No. Firstly I’m not sure that sexual tension doesn’t galvanise productivity. Secondly, if you have sex on the brain to such a debilitating extent then you need to work on your self-discipline and your professionalism, rather than trying to rearrange society to accommodate your own prurience. I think the level of achievement in non-segregated societies is a testament to the likelihood of success in this – despite (I freely acknowledge) the awful and differently harmful sexualisation of young women and girls which seems to sink deeper just when you think it couldn’t possibly. I also think that the relative status and power of men and women in societies where religious segregation is the norm (Iran and Saudi being two of the most prominent examples (the most extreme, but premised on the same logic) confirms an association between separate and unequal.

The University and College Union has carefully responded to something that nobody was proposing, namely forced segregation. Thankfully we aren’t at that stage just yet.

Defending desegregation

Me, in my earlier post.

Jack Straw, Labour Party (BBC Radio 4 Today, 12th December 2013, c. 8.15am):

“I am very shocked and appalled … [Universities UK] are insinuating that it’s possible to be neutral about whether women are treated equally or whether they are treated unequally … Private groups are entitled to hire private halls anywhere round the country and if they want a meeting on that basis that’s one thing.” He then challenges Universities UK’s legal opinion.

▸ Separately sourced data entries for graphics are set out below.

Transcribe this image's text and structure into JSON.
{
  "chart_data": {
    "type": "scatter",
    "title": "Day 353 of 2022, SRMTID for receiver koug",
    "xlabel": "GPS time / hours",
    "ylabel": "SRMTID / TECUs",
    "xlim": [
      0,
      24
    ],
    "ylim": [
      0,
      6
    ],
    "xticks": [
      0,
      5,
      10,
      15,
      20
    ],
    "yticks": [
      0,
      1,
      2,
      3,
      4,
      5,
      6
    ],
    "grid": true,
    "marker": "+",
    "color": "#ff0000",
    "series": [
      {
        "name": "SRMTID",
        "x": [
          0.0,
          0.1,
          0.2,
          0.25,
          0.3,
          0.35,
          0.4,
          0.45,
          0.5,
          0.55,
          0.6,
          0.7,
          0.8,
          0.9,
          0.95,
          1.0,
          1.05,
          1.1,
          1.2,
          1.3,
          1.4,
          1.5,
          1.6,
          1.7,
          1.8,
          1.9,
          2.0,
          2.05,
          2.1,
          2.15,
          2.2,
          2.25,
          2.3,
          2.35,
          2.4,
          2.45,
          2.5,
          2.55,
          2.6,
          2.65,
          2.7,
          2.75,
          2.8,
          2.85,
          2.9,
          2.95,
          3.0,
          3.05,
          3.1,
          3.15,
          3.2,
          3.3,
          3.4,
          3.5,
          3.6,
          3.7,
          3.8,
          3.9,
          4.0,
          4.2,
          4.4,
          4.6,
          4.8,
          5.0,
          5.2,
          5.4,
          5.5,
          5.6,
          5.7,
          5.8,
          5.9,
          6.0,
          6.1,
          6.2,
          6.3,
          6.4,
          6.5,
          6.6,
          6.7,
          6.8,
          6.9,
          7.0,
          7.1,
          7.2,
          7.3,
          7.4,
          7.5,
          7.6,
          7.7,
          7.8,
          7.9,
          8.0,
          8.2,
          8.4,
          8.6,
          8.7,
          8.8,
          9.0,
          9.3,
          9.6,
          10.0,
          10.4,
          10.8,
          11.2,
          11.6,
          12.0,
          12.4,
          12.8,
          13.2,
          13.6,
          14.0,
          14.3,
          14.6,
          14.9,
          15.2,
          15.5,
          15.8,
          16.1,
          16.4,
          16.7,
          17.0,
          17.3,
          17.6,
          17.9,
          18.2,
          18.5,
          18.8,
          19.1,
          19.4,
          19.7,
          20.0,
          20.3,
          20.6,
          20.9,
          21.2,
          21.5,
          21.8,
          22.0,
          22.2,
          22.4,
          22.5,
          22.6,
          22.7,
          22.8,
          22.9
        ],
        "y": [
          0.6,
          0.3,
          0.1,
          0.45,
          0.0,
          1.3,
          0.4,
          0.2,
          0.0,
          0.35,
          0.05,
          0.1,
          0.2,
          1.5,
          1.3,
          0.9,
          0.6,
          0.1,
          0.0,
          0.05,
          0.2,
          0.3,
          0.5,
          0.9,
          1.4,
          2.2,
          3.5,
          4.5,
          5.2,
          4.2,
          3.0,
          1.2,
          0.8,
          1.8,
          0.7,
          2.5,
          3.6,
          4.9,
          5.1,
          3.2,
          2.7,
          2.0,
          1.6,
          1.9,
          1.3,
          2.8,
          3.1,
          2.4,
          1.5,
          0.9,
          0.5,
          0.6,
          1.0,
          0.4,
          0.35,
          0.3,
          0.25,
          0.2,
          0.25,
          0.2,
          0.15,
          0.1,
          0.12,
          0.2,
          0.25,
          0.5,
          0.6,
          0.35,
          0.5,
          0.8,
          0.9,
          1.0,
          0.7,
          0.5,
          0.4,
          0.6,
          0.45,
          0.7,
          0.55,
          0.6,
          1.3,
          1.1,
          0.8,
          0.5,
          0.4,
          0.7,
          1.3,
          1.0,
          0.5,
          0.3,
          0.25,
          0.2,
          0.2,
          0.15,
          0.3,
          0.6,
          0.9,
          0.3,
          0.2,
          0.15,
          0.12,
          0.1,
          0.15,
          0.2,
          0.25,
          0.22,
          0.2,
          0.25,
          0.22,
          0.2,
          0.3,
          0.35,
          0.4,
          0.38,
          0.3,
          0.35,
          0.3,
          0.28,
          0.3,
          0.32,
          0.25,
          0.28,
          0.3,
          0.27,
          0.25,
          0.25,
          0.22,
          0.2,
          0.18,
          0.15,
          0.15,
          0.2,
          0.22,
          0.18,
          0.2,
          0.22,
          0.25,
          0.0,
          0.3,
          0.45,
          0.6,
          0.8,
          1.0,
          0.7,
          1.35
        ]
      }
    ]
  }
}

Chuka Umunna, Shadow Business Secretary, Labour Party

“I was horrified by what I heard … let me be absolutely clear, a future Labour government would not allow or tolerate segregation in our universities. It offends basic norms in our society. Of course people should be free to practise their religion privately in places of worship and at religious events. But universities are publicly funded places of research, learning and teaching and, as such, there is no place in my view for state-sponsored segregation.”

The Guardian, Thur 12 December, 2013

Maryam Namazie, One Law For All and the journalist Polly Toynbee, and many more…

But here’s the aforementioned welcome news – as I write this, Mark Hammond, chief executive of the Equalities and Human Rights Commission has stated that gender segregation is “not permissible” under equalities laws.

“Equality law permits gender segregation in premises that are permanently or temporarily being used for the purposes of an organised religion where its doctrines require it. However, in an academic meeting or in a lecture open to the public it is not, in the commission’s view, permissible to segregate by gender … The guidance also gives the impression that the right to manifest or express a religious belief should be balanced against the right not to be discriminated against … We think the guidance could be clearer on what the legal framework lays down on these issues to avoid any risk of misrepresenting the legal position. UUK has now written to the commission and we have agreed that we will work with UUK to ensure that their guidance and our guidance are consistent and clear.”

Say they are feminist but silent on this

I looked to Caroline Lucas, MP, Green Party and Natalie Bennett, Leader, Green Party. Presumably they do not find it politically expedient to speak up. The LSE and its Student Union, who have been trying to exclude outspoken atheists, were also silent. They are a tiny fraction of the people who were silent, but they’re all I have time for.

I have no excuses for people who are silent or who defend segregation. In Turkey the government recently moved to segregate women’s and men’s university accommodation. Gaza’s rulers have just passed a law to segregate school classes for children over nine and prevent men from teaching girls. Iran and Saudi have a terrible culture of exclusion which expresses itself as separation. Israel allowed a culture of segregation to encroach into public spaces before the government acted. It used to happen in this country and it could happen here again. Women always miss out when public spaces are segregated by leaders and organisers – even if voluntary, it’s a small change in culture, in the general view of what is acceptable. Authoritarians always use the values of open, pluralist societies against those societies themselves, and weaken them incrementally. Let’s stop this.